Alejandro frowned, blinding me for a moment with the light before he settled with letting it shine upon a crooked branch, missing pieces of bark revealing rosy-coloured flesh underneath.
“What? No. You can’t go home.” He seemed confused, his expression somewhat concealed within the shadows, his fingers pinching at the bridge of his nose.
I didn’t bother to give an explanation, moving towards my bicycle and planning my route back home. “I gotta. Dad’s going to be furious and Mom –” Mother would be a mystery, unraveled only once I made it through the door. “I gotta.” I could hear the rush of footsteps, the soles of their feet slipping against the rocks.
“Wait, wait.” A hand caught my wrist. “You can’t go. What are we going to do?”
“Call the cops,” I said, prying their fingers from my wrist and shrugging my shoulders. “It’s dark. I have to get home.”
Further attempts to capture me were in vain, my fingers quivering and my legs beginning to race. I picked up my bike immediately, stopping only to turn to look at Alejandro, whose eyes were wide, eating away at most of his eyelids, and whose mouth was unable to find a proper way to settle in its place. “Cops,” I repeated.
“Shit, this might be in the newspaper.”
“Don’t say shit.”
“Shit.”
I placed my foot on the pedal, holding onto the handle of the bike and stopping my gaze from turning to the rest of them, piled around the body like moths drawn to a flame. They kept their distance but still were there, right there.
“Fuck,” Alejandro said, his gaze intent on mine.
“Yeah, fuck,” I said, my shoulders falling and my breath escaping my chest. “See ya.”

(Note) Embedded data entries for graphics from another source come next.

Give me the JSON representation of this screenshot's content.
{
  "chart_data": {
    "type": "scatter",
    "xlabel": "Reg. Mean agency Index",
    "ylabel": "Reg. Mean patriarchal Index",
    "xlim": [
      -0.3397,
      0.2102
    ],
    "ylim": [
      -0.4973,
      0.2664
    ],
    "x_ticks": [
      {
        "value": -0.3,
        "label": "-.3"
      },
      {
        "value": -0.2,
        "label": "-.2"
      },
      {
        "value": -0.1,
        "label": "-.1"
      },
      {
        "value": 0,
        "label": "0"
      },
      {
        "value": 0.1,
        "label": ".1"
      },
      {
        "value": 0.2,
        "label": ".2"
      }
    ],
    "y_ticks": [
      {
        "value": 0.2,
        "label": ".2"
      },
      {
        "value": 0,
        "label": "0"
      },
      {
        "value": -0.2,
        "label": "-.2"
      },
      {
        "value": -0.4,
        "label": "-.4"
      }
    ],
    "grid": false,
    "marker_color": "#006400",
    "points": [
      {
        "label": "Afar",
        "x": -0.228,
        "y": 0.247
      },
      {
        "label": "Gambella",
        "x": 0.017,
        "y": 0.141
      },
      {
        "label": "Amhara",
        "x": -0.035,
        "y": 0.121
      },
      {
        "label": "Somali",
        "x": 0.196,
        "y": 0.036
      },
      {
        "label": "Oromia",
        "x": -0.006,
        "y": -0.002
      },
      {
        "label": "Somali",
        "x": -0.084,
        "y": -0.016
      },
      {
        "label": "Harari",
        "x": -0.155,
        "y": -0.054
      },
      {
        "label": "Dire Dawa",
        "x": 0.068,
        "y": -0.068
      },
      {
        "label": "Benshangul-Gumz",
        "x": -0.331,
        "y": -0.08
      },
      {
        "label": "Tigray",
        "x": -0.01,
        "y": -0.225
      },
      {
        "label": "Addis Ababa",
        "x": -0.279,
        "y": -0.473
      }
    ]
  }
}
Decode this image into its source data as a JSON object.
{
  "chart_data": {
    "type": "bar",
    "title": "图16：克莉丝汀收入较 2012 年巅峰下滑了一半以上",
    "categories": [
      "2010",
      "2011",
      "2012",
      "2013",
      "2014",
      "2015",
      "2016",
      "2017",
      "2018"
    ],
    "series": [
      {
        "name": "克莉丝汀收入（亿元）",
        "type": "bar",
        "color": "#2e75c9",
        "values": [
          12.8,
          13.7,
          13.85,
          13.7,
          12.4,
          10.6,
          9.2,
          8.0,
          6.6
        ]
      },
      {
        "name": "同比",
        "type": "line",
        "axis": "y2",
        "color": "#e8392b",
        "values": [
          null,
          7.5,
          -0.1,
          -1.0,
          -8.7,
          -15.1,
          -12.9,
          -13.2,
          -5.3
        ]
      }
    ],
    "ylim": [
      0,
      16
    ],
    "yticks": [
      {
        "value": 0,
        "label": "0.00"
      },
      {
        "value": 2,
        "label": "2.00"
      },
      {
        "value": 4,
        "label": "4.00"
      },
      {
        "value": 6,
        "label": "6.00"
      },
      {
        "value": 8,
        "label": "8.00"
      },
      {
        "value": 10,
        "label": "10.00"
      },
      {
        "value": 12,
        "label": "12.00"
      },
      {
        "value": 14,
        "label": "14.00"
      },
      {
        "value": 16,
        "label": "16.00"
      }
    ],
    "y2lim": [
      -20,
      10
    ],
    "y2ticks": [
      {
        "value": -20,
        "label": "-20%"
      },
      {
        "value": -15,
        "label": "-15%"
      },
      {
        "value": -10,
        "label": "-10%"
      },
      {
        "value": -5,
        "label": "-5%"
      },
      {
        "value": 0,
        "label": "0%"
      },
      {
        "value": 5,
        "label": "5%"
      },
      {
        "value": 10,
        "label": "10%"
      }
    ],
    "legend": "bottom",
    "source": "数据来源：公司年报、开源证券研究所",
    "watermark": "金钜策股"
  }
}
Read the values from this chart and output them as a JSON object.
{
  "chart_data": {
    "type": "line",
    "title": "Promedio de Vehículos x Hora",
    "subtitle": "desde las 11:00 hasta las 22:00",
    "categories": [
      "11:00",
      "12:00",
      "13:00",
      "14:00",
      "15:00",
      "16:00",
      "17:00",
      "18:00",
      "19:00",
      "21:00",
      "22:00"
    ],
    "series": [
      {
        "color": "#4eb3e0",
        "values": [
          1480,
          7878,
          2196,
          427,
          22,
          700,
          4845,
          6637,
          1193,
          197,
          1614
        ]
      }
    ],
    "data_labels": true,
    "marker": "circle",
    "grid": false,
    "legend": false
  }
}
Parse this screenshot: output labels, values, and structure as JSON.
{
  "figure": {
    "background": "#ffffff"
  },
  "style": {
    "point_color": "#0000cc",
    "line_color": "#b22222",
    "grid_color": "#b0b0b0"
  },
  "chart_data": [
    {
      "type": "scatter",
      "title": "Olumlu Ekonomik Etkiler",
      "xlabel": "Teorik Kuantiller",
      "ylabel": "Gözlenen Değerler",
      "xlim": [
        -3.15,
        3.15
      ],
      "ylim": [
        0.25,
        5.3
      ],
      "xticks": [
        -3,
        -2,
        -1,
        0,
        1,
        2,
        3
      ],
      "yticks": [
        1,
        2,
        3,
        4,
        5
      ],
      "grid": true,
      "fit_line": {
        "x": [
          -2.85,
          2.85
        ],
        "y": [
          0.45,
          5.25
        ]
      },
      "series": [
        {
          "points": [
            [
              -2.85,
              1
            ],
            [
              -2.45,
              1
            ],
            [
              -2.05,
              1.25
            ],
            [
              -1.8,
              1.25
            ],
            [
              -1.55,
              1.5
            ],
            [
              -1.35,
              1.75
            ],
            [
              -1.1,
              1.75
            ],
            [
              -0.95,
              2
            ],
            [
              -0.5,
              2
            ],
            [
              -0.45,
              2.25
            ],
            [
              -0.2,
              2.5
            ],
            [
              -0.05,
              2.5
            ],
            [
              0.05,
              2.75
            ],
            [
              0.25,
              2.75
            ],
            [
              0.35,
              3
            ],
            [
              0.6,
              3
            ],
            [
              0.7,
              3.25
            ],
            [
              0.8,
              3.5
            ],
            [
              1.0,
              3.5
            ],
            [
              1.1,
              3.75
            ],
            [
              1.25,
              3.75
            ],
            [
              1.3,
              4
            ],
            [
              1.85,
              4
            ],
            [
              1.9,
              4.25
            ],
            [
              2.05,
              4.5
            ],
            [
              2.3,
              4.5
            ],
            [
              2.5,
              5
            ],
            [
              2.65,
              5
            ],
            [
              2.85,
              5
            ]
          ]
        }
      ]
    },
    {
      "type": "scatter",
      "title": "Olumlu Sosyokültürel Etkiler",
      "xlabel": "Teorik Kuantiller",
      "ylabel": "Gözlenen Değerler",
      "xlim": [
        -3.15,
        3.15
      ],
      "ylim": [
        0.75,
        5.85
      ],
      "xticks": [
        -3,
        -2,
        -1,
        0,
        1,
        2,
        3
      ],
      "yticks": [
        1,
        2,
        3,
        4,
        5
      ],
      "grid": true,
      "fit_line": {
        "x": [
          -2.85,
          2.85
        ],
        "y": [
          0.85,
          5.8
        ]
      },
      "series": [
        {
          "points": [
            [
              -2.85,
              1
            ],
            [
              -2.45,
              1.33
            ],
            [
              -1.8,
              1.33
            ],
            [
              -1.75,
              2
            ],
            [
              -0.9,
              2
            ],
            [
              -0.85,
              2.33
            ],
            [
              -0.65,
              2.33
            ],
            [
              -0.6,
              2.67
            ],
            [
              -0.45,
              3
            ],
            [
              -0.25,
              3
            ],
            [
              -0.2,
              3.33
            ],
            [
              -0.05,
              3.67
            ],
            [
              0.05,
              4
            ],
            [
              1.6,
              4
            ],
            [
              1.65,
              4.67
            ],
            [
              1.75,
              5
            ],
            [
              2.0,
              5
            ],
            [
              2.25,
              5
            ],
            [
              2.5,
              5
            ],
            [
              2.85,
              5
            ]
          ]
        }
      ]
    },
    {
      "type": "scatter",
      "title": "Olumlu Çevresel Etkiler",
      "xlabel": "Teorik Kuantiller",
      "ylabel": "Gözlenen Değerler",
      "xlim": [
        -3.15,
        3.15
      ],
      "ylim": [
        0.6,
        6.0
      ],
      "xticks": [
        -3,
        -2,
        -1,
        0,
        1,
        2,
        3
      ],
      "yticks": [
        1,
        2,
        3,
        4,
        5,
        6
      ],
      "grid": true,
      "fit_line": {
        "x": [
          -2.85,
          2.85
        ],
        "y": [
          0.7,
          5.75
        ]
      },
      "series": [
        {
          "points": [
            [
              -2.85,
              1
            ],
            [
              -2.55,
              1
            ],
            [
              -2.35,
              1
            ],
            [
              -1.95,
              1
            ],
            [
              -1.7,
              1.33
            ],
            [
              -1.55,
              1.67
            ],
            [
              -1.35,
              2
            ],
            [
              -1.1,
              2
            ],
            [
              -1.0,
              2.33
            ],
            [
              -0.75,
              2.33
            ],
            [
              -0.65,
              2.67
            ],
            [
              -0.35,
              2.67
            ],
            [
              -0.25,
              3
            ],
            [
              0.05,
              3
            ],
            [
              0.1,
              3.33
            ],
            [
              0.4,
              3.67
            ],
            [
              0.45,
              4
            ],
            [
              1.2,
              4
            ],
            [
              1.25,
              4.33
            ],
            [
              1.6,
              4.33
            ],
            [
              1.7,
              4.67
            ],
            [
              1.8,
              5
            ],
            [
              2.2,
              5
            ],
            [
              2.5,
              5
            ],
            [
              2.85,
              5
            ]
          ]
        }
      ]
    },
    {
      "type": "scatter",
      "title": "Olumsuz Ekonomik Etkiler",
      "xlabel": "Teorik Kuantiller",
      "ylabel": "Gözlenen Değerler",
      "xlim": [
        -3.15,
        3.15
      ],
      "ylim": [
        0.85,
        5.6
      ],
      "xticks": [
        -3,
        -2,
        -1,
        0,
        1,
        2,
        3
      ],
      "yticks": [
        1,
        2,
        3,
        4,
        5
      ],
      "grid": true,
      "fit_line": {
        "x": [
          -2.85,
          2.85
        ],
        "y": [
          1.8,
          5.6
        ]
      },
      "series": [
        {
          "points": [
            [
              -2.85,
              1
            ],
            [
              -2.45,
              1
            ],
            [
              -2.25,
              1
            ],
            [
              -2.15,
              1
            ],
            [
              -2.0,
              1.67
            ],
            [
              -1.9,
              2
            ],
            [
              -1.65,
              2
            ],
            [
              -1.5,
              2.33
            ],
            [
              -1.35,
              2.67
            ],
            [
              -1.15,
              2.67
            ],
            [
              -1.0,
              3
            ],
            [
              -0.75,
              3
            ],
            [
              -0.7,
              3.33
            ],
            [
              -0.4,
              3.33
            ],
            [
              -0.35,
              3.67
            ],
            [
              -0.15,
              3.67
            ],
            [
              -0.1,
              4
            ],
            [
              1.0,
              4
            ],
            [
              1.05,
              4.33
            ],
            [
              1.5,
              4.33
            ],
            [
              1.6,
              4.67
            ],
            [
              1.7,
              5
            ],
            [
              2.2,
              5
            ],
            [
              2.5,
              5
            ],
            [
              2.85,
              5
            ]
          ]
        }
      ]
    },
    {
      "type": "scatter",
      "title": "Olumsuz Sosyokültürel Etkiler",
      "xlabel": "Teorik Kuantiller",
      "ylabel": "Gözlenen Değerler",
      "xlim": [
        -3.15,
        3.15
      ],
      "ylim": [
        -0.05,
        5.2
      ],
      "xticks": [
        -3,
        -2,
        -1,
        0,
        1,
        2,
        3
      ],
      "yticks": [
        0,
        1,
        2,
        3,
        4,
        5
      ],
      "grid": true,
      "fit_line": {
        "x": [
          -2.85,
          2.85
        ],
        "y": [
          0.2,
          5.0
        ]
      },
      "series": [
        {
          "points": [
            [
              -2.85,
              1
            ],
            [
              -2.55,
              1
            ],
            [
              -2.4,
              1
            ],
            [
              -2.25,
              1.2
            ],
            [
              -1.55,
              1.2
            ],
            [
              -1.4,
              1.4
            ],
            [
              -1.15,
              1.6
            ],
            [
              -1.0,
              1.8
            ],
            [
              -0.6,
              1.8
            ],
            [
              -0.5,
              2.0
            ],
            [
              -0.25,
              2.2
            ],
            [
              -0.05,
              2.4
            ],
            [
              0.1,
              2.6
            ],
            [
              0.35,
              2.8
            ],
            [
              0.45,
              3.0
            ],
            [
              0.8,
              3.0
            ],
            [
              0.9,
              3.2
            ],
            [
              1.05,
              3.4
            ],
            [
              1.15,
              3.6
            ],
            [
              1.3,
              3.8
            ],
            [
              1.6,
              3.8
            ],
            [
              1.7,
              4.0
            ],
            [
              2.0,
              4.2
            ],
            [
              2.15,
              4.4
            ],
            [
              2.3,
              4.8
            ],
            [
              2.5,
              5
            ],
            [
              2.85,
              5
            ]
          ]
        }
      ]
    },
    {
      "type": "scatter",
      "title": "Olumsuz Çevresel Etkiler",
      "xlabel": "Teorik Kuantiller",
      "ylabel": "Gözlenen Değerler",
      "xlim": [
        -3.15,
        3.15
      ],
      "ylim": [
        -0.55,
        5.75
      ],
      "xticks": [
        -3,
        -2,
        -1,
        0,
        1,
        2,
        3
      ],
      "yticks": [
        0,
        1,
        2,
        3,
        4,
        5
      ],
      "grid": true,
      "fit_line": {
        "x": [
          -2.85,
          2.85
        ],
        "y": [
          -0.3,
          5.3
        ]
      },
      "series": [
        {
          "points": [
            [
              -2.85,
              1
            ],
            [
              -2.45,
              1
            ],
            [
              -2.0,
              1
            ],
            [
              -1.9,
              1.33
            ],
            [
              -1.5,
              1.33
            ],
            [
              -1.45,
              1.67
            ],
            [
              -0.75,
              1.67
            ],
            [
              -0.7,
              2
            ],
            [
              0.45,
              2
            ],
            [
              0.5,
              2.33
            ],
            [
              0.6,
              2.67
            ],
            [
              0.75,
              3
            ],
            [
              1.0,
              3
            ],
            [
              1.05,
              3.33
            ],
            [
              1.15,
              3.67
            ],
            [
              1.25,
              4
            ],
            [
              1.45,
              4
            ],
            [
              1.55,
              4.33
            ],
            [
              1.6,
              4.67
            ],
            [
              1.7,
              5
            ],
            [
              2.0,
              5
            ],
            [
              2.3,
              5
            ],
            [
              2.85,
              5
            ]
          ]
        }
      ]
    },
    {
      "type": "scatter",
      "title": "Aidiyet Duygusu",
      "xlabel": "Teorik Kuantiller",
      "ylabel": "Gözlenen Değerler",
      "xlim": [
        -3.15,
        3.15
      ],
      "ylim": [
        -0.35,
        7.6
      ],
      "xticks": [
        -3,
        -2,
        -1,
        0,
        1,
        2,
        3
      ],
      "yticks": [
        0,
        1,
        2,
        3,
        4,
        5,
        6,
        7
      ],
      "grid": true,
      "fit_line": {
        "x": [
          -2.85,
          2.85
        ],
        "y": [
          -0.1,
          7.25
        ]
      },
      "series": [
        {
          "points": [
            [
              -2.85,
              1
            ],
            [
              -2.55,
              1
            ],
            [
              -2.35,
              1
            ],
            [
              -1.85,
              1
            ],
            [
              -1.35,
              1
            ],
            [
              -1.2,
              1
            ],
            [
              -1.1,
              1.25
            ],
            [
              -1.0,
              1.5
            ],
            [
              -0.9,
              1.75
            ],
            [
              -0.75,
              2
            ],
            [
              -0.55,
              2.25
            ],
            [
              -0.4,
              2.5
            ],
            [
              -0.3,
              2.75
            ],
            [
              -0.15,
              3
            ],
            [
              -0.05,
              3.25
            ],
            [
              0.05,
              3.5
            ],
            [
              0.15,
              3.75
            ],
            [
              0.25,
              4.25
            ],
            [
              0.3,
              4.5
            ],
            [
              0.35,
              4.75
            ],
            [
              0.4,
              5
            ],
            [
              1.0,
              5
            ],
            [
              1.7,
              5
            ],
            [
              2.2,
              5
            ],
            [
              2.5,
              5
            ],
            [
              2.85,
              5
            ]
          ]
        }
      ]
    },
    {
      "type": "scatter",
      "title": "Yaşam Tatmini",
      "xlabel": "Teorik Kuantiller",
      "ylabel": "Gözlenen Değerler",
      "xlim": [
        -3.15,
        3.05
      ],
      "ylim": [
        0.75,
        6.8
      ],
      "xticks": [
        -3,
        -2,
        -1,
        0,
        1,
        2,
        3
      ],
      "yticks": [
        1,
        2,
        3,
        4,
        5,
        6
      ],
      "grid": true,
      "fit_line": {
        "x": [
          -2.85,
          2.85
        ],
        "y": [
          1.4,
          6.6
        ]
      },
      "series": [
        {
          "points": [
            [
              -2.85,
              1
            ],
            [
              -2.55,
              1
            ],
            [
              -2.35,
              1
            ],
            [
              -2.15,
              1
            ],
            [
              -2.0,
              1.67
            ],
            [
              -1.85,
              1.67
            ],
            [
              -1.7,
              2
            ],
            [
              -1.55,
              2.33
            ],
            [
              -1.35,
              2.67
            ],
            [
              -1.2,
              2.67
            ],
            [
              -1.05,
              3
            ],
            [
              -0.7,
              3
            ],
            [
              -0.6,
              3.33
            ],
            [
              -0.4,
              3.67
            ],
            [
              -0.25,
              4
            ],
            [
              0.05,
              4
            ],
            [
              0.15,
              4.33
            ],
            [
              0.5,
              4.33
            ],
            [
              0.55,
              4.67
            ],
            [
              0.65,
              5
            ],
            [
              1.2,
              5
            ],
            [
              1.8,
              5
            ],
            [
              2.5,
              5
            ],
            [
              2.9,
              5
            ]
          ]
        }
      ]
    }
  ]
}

“Ok. See ya,” he muttered, then stopped me once more. My eyes narrowed, glaring at the hand now tugging at the handle of my bike, nearly forcing me to fall forward. “What do you think happened?” I took a deep breath, allowing my eyes to close and roll once around inside their sockets. I shook my head, shrugging my shoulders and kicking his leg. “Aren’t you curious?” I was. Immensely. But then I began to think of the eyes and the hands and the legs and the mouth all slightly wrong, unnatural and strange.
“Not really, no,” I replied, a weight lifting off my shoulders and my head rolling side to side on my neck. “Gotta go.”
I didn’t wait for his response. Didn’t hear them call out their goodbyes and wave their hands as I rushed off. My feet moved forward, slowly at first before gaining more speed as I went. I moved, aware of the cars passing me by. My heart crawled into my throat. The wind howled against my ears and my heart beat against my throat, and only when I emptied the contents of my stomach on my front porch, and wiped the saliva from my chin, did I stop to think– Fuck. Is that what death looks like?